3°) Les « bonnes raisons » de laisser « l’expert » à sa place

Alors que le principe d’indétermination nous apprend que la science n’apporte pas « la » solution, les demandes d’éclairages, de conseils, d’avis d’experts, n’ont paradoxalement jamais été aussi grandes de la part de décideurs politiques désorientés devant la complexité. Decaester et Rotillon (1993) 302 évoquent ainsi un « décalage entre l’institution scientifique productrice de la connaissance et la société civile » : La complexité amène de plus en plus un besoin de « décisions dures prises par des hommes politiques », pour lesquelles la science ne dispose « que d’évidences molles ». La complexité, l’enchevêtrement multidisciplinaire des problèmes de la société, rend effectivement douteuses et « molles » les évidences démontrées par des sciences spécialisées, compartimentées.

Evoquant Kant, Karl Popper (1990) 303 nous invite ainsi à garder nos distances face au « creux » du « culte de la science comme « instrument » de notre « domination de la nature », ou de la « maîtrise de notre environnement physique » : « Aie le courage de te servir de ton propre entendement. Voilà la devise des Lumières. (...) Kant nous somme d’user de notre intelligence au lieu de nous reposer sur un chef, sur une autorité. Voyons-y l’invitation à récuser aussi bien l’autorité des savants, voire de la science elle-même ». Cette devise de Popper est fondamentale : elle représente un véritable appel au citoyen à garder confiance en lui face à l’arrogance envahissante des « experts ».

Plus précisément en ce qui concerne les choix de politique de l’environnement, Serge Penasa (1992) 304 nous met en garde sur la dépendance aux experts : « Entre la demande d’environnement du public et la mise en oeuvre effective de la politique d’investissement, il y a l’expert ». Or devant « la faiblesse des fondements scientifiques sous-jacents à l’avis donné par l’expert dans l’optique où il demanderait à satisfaire l’intérêt général », il y a un « doute sur le fait que les experts (« bureaucrates ») cherchent effectivement à satisfaire cet intérêt ».

Facchni (1995) 305 , à propos de l’évaluation du paysage, nous rappelle qu’il ne faut pas mélanger problème politique (relatif à des choix de société) et problème technique. Face à l’environnement « l’expert » peut certes présenter un rapport quantitatif sur des dégradations qui confirmera l’opinion des défenseurs de la nature, mais ce rapport sera contesté par les opposants. La logique de l’appel à « l’expert » est finalement « une solution technique à un problème politique ». Or, une solution technique ne peut pas répondre à un problème politique, c’est-à-dire une question de rapports de force. Ainsi, pour traiter le problème de « l’arbitraire entre rationalité économique et rationalité écologique », il faut « entrer dans une logique de négociation ». Effectivement, Godardo et Salles (1991) 306 précisent que face à l’environnement, « l’impossibilité de trancher rationnellement les controverses scientifiques » conduit à des décisions qui « se ramènent de fait à trancher raisonnablement les controverses technologiques par un processus de négociation ».

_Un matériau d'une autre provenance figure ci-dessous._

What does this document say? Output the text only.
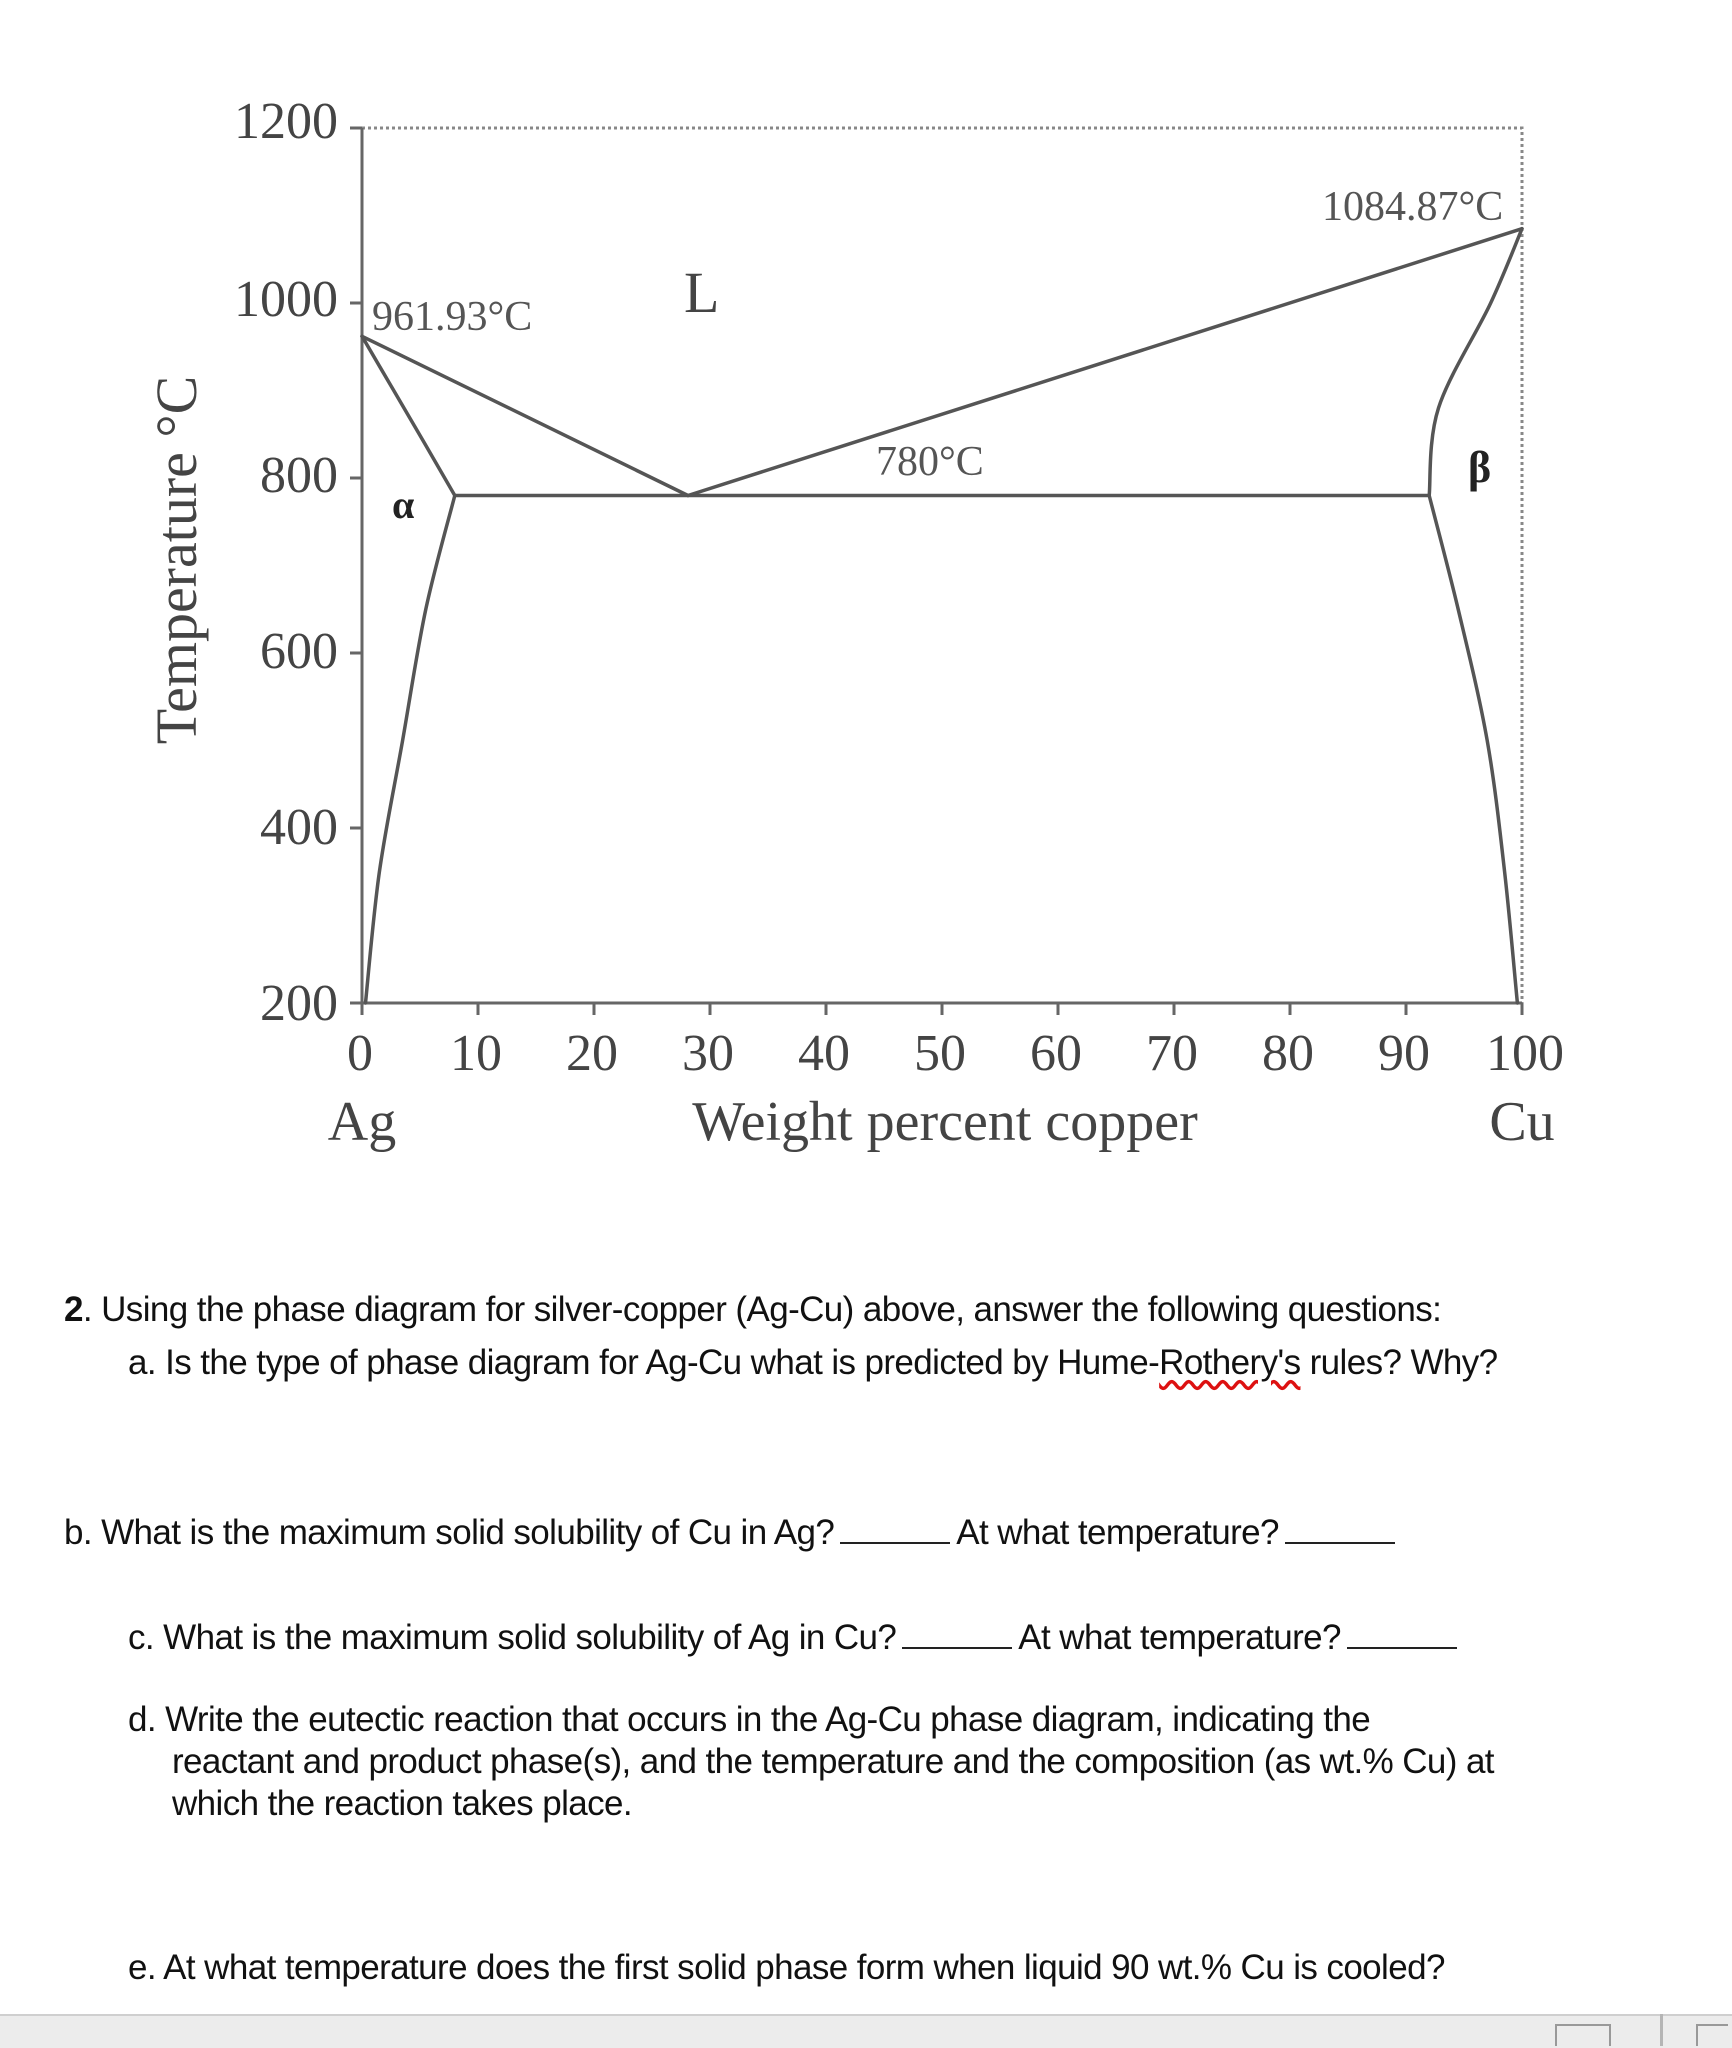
1200
1000
800
600
400
200
0 10 20 30 40 50 60 70 80 90 100
Ag	Weight percent copper	Cu
Temperature °C
961.93°C
1084.87°C
780°C
L
α
β
2. Using the phase diagram for silver-copper (Ag-Cu) above, answer the following questions:
a. Is the type of phase diagram for Ag-Cu what is predicted by Hume-Rothery's rules? Why?
b. What is the maximum solid solubility of Cu in Ag?	At what temperature?
c. What is the maximum solid solubility of Ag in Cu?	At what temperature?
d. Write the eutectic reaction that occurs in the Ag-Cu phase diagram, indicating the
reactant and product phase(s), and the temperature and the composition (as wt.% Cu) at
which the reaction takes place.
e. At what temperature does the first solid phase form when liquid 90 wt.% Cu is cooled?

Il ne s’agit pas de nier de façon démagogique l’utilité de l’expert, du savant, du scientifique, qui peuvent et ont pour mission d’apporter des éclairages. Mais il s’agit de mettre en garde contre la trop grande confiance qui leur est accordée : nous voyons qu’existent de « bonnes raisons » de penser que cette confiance doit avoir ses limites. L’absence de données scientifiques irréfutables déterminant les choix identifiés comme politiques (par exemple, les choix d’environnement) fournit de « bonnes raisons » pour préférer le plus rationnellement du monde que ces choix ne soient pas arbitrés par des experts.

Notes
302.

DECAESTECKER J.P., ROTILLON G. (1993), Regards sur l’économie de l’environnement, in Economie Prospective Internationnale, N°53, premier sem. 93.

303.

POPPER, Karl R. (1983, 1990 pour la traduction française), Le réalisme de la science, post scriptum à La logique de la découverte scientifique, I, Hermann, 427 p., p. 275, 276.

304.

PENASA, Serge (1992), Eléments pour une clarification des politiques d’environnement, Mémoire de DEA d’économie des transports de l’université LYON II, p.95.

305.

FACCHINI, François (1995), L’évaluation du paysage, évaluation critique de la litterature, in Problèmes économiques, N°2.432, 19 juillet 1995.

306.

GODARD O., SALLES J.M. (1991), Entre nature et société, châpitre de l’ouvrage Les figures de l’irréversibilité en économie, Editions de l’école des hautes études en sciences sociales, Paris (p.259).